8. Forgetting medications and documents
Two of the most critical “supplies” are easy to overlook: a backup supply of prescription medications, and copies of important documents (IDs, insurance, medical info) in a waterproof bag. In a real emergency, these are exactly what people scramble for.
9. Trying to do everything at once
Finally, many beginners get overwhelmed, try to buy a year of supplies in a weekend, burn out, and quit. Preparedness is a habit, not a sprint. Build to 72 hours first, then two weeks, adding a little each shopping trip — the steady approach is the one that actually sticks.

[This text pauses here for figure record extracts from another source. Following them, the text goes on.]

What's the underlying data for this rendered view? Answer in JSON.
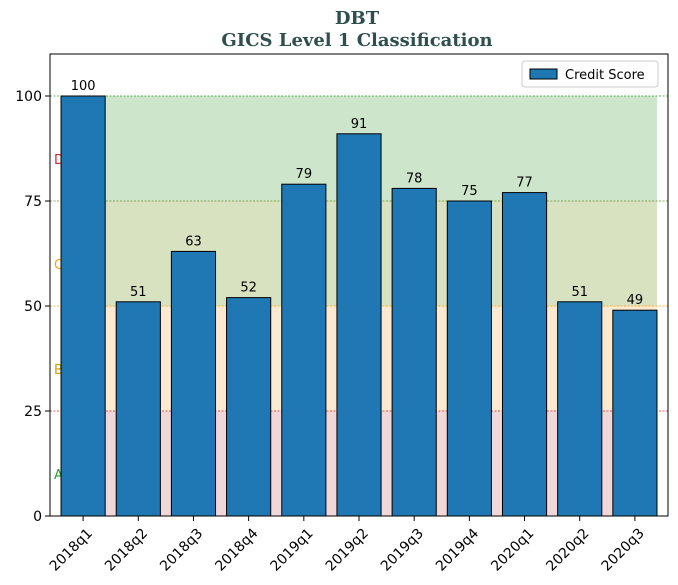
{
  "chart_data": {
    "type": "bar",
    "title": "DBT",
    "subtitle": "GICS Level 1 Classification",
    "categories": [
      "2018q1",
      "2018q2",
      "2018q3",
      "2018q4",
      "2019q1",
      "2019q2",
      "2019q3",
      "2019q4",
      "2020q1",
      "2020q2",
      "2020q3"
    ],
    "series": [
      {
        "name": "Credit Score",
        "values": [
          100,
          51,
          63,
          52,
          79,
          91,
          78,
          75,
          77,
          51,
          49
        ],
        "color": "#1f77b4"
      }
    ],
    "ylim": [
      0,
      110
    ],
    "yticks": [
      0,
      25,
      50,
      75,
      100
    ],
    "xlabel": "",
    "ylabel": "",
    "legend": {
      "position": "top-right"
    },
    "bands": [
      {
        "label": "A",
        "from": 0,
        "to": 25,
        "color": "#f2d7d9",
        "line_color": "#d62728",
        "label_color": "#2ca02c"
      },
      {
        "label": "B",
        "from": 25,
        "to": 50,
        "color": "#fde9cf",
        "line_color": "#ff9f00",
        "label_color": "#d4a000"
      },
      {
        "label": "C",
        "from": 50,
        "to": 75,
        "color": "#d8e2c1",
        "line_color": "#6b8e23",
        "label_color": "#ff9f00"
      },
      {
        "label": "D",
        "from": 75,
        "to": 100,
        "color": "#cde6cb",
        "line_color": "#2ca02c",
        "label_color": "#d62728"
      }
    ]
  }
}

10. Storing everything in one place
Keeping every supply in a single location seems tidy, but if that spot becomes inaccessible — a flooded basement, a blocked room, a house you had to evacuate — you lose everything at once. Spread your preparedness across a few locations: a home kit, a go-bag by the door, and a small kit in your car. Redundancy means a single bad break does not leave you with nothing.
11. Ignoring sanitation and hygiene
Beginners stock food and water but forget what happens when the toilet stops flushing and you cannot wash your hands. In a prolonged emergency, poor sanitation causes illness fast — exactly when you can least afford it. Keep hand sanitizer, wet wipes, soap, garbage bags, and supplies for a backup toilet. It is unglamorous, but it prevents the secondary crisis that catches so many people off guard.
12. Forgetting to plan for pets
Pets are family, but they are easy to leave out of a plan. They need their own food, water, medications, and a carrier, and many emergency shelters cannot accept animals — so know in advance where you could go with them. A little planning spares you an agonizing choice during an evacuation.
13. Never revisiting your plan
Preparedness is not a one-time project. Households change — new family members, new pets, new medications, a move — and supplies expire. A kit you set up two years ago and never touched is full of dead batteries and out-of-date food. Put a reminder on the calendar twice a year to review your plan, rotate consumables, and update for whatever has changed in your life.
The bottom line
Every one of these mistakes is common precisely because it is easy to make — and every one is easy to fix once you know to look for it. Walk through this list against your own setup, patch the gaps, and you will be genuinely more prepared than most people with twice the supplies. Preparedness is less about owning the most gear and more about avoiding the predictable errors that make gear useless.
Key takeaways
- Store more water than you think, and keep a filter.
- Never forget a manual can opener; skip candles for safer LED light.
- Plan to keep phones charged and information flowing.
- Test your gear, store food you actually eat, and make a family plan.
- Don’t forget meds and documents — and build gradually instead of all at once.
Frequently asked questions
What’s the most common prepping mistake? Underestimating water — people consistently store far less than the one-gallon-per-person-per-day they need.
Why not just buy a year of food at once? It is expensive, easy to waste, and leads to burnout. Build gradually from food you actually eat.
Do I really need to test my gear? Yes — unopened, untested gear often fails or confuses you exactly when you can least afford it.
This article is for general informational purposes only and is not professional safety advice.